Michigan’s state income tax was raised in 2007 in what was supposed to be a temporary fix, but it ended up being permanent. More than a decade later, one Republican state lawmaker plans to change that.
State Rep. Rodney Wakeman (R-Saginaw Township) introduced a bill Wednesday that he says would “allow Michigan families to keep more of their hard-earned money through long-overdue income tax relief.”
Under his proposal, the state income tax rate would be reduced from 4.25 percent to 3.9 percent in 2021. An additional 0.1 percent would be phased out each year beginning in 2022 until its completely eliminated. At that rate, however, it would be 39 years before the tax is eliminated in its entirety.

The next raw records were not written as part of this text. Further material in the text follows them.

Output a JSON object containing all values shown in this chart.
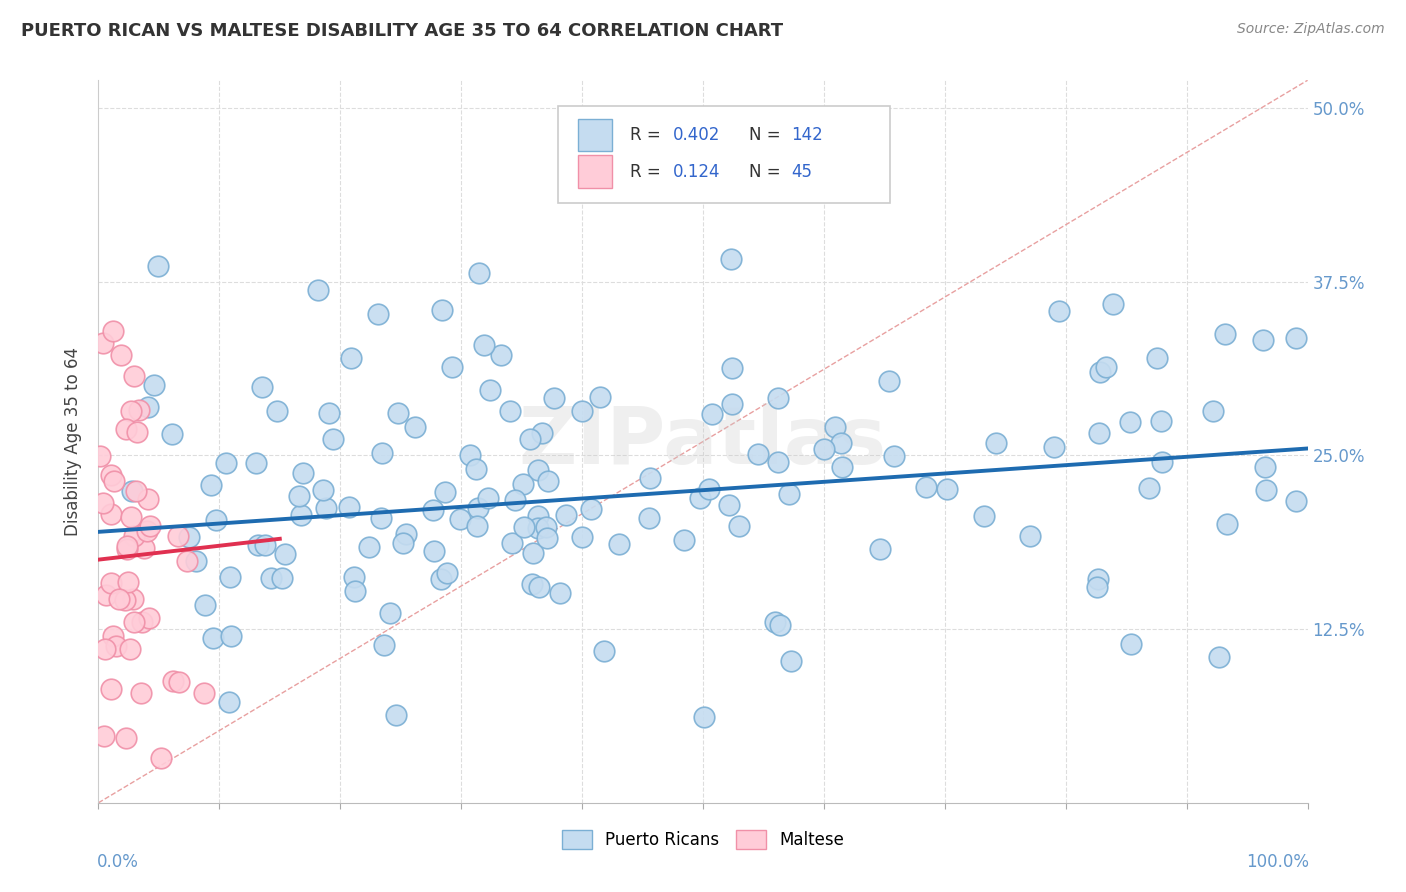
{
  "title": "PUERTO RICAN VS MALTESE DISABILITY AGE 35 TO 64 CORRELATION CHART",
  "source": "Source: ZipAtlas.com",
  "ylabel": "Disability Age 35 to 64",
  "xlim": [
    0.0,
    1.0
  ],
  "ylim": [
    0.0,
    0.52
  ],
  "ytick_vals": [
    0.0,
    0.125,
    0.25,
    0.375,
    0.5
  ],
  "ytick_labels": [
    "",
    "12.5%",
    "25.0%",
    "37.5%",
    "50.0%"
  ],
  "blue_R": 0.402,
  "blue_N": 142,
  "pink_R": 0.124,
  "pink_N": 45,
  "blue_face": "#C5DCF0",
  "blue_edge": "#7BAFD4",
  "pink_face": "#FFCCD8",
  "pink_edge": "#F090A8",
  "trend_blue": "#1E6BB0",
  "trend_pink": "#E03050",
  "diagonal_color": "#E8A0A0",
  "diagonal_style": "--",
  "watermark": "ZIPatlas",
  "watermark_color": "#CCCCCC",
  "background_color": "#FFFFFF",
  "grid_color": "#DDDDDD",
  "tick_color": "#6699CC",
  "title_color": "#333333",
  "ylabel_color": "#444444",
  "source_color": "#888888",
  "legend_label_blue": "Puerto Ricans",
  "legend_label_pink": "Maltese",
  "blue_trend_x0": 0.0,
  "blue_trend_x1": 1.0,
  "blue_trend_y0": 0.195,
  "blue_trend_y1": 0.255,
  "pink_trend_x0": 0.0,
  "pink_trend_x1": 0.15,
  "pink_trend_y0": 0.175,
  "pink_trend_y1": 0.19
}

Former Gov. Jennifer Granholm and state lawmakers agreed to temporarily increase the state income tax rate from 3.9 percent to 4.35 percent in 2007 as part of a legislative deal to avoid a government shutdown. According to Wakeman, the pledge at the time was to decrease the tax rate back to 3.9 percent by 2015, but it never happened. The income tax rate did see a reduction in 2012 to 4.25 percent, which is where it remains today.
“Whether it’s a phone call, letter, at monthly office hours or at a community event, one of the top requests I’ve heard from Saginaw County families since coming to Lansing is to deliver tax relief,” Wakeman said in a statement. “This is about restoring people’s trust in government by making good on a promise made to Michigan taxpayers over 10 years ago. For too long, tax spenders have gotten their way. Now it’s time to give hard-working families a break by delivering long-overdue tax relief.”
He said he expects his bill to be referred to the House Tax Policy Committee for consideration in the coming days.